In[39]:= {Mean,Variance}[posterior] // Through
Out[39]= {(s^2 x+m \[Sigma]^2)/(s^2+\[Sigma]^2),(s^2 \[Sigma]^2)/(s^2+\[Sigma]^2)}
The Wolfram Language doesn't implicitly know any conjugate distributions, nor does it seem to be able to identify when distributions have special known forms, outside of a few cases.
One feature that would make these kinds of calculations significantly easier, I believe, would be the ability to recognize exponential families automatically. This would allow the automatic calculation of many conjugate prior distributions, their update equations, and posterior predictive distributions.
Additionally, identifying conjugate priors would allow the system to fit posterior predictive distributions and more advanced clustering models efficiently using the EM algorithm automatically.

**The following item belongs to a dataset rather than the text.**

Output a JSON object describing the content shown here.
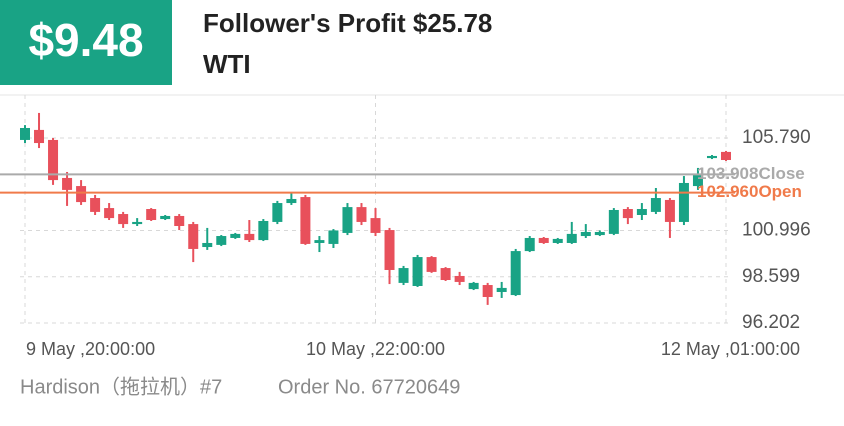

One final note is that the Wolfram Language cannot do symbolic matrix calculus when the number of dimensions aren't specified, which makes working with multivariate distributions somewhat of a chore. For example, the same calculation for a multivariate normal specified using matrix algebra doesn't work, since the Wolfram Language can't integrate with symbolic tensors to obtain the normalizing constant.